The isolated bacterial isolates were identified, using morphological (staining and motility), cultural (Nutrient agar, Cetrimide agar), and biochemical tests (IMIC test, triple sugar iron test, nitrate reduction test, catalase test, casein hydrolysis, oxidase test, starch hydrolysis, lipid hydrolysis, gelatin liquefaction, and carbohydrate tests).

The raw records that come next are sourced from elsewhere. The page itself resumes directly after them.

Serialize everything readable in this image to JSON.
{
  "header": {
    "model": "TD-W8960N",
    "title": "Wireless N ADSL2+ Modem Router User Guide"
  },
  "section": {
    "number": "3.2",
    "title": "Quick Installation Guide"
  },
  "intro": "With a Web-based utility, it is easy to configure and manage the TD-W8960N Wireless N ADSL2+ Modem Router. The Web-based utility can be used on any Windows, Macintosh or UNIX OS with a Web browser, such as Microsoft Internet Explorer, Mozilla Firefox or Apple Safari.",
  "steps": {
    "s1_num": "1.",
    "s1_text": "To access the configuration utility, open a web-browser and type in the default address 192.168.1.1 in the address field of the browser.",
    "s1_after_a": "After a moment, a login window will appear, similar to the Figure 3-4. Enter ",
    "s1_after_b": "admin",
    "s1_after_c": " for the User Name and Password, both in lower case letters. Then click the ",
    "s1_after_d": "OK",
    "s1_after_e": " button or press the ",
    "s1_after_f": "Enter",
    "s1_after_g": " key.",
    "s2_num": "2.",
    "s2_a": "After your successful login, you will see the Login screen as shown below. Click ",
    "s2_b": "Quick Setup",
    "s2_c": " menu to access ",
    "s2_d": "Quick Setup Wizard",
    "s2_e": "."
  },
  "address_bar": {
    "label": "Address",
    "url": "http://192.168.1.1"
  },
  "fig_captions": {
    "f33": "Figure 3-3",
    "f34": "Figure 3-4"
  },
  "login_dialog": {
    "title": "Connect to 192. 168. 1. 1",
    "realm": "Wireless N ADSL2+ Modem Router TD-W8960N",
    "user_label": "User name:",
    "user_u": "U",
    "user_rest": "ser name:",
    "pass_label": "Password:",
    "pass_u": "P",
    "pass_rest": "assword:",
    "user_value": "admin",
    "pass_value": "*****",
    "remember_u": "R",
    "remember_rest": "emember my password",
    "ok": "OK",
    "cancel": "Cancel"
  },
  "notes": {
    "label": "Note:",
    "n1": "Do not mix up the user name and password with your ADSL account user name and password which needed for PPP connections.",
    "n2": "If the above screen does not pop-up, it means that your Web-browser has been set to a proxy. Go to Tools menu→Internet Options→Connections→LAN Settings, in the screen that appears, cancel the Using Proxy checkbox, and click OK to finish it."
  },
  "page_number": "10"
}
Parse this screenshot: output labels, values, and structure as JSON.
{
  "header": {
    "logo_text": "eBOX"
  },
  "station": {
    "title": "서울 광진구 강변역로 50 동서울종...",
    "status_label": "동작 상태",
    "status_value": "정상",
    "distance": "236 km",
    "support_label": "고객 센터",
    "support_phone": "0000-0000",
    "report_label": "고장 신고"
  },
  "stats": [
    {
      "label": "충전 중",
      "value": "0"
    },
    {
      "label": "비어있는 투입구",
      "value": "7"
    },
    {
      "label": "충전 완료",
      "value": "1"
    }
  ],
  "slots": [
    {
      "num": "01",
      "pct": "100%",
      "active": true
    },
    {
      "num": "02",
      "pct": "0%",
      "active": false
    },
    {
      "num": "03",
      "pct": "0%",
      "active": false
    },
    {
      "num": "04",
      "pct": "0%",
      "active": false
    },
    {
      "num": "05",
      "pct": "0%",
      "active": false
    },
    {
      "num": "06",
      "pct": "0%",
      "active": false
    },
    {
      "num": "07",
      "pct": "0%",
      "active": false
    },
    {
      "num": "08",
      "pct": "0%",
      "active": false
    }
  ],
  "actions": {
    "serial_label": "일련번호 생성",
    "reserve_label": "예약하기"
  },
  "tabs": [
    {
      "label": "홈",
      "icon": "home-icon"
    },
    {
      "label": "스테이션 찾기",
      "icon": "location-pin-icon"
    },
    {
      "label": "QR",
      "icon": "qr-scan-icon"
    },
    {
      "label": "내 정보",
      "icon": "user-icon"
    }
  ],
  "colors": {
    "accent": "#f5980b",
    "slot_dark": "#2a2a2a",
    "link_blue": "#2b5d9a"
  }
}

In vitro evaluation of antifungal activity of the isolated bacterial isolates
The antagonistic effects of P. fluorescens and B. subtilis against R. solani and F. solani were evaluated in vitro. A streak of either P. fluorescens or B. subtilis was placed on PDA plates at 28 °C for 1 day; then a mycelial disc (0.5 cm) of either R. solani or F. solani was placed onto the center of each PDA plate. All plates were incubated at 28 °C until the fungal growth of the control plates reached the edge of the plate. The reduction of the fungal mycelial growths was calculated according to Fokemma (1973). Radial growth of R. solani and F. solani was recorded and inhibition percent of the growth was calculated according to the following formula: growth reduction (%) = [(growth in control − growth in treatment)/growth in control] × 100
Effect of B. subtilis and P. fluorescens on cucumber seed germination and damping-off disease in pots
A pot experiment was designed using small pots containing reasonable weight (300 g.) of sterilized soil (sandy loam). R. solani and F. solani grown on millet grains were mixed with the potting soil at 1% W:W. After 3 days, bacterial suspensions containing 1 × 109 CFU/ml of the tested bacterial isolates were also added, and the infested pots were irrigated for 5 days before sowing. Ten cucumber seeds were sown in each pot with 3 replicates (pots) for each treatment in completely randomized design (CRD). The experiment included 10 treatments namely non-infested soil (control), soil treated with R. solani only, soil treated with F. solani only, soil treated with B. subtilis only, soil treated with P. fluorescens only, soil treated with R. solani + B. subtilis, soil treated with R. solani + P. fluorescens, soil treated with F. solani + B. subtilis, and soil treated with F. solani + P. fluorescens. Pots were kept under greenhouse conditions till the end of the experiment (3 weeks of sowing). The percentage of seed germination and damping off of cucumber seedlings were determined at the end of the experiment.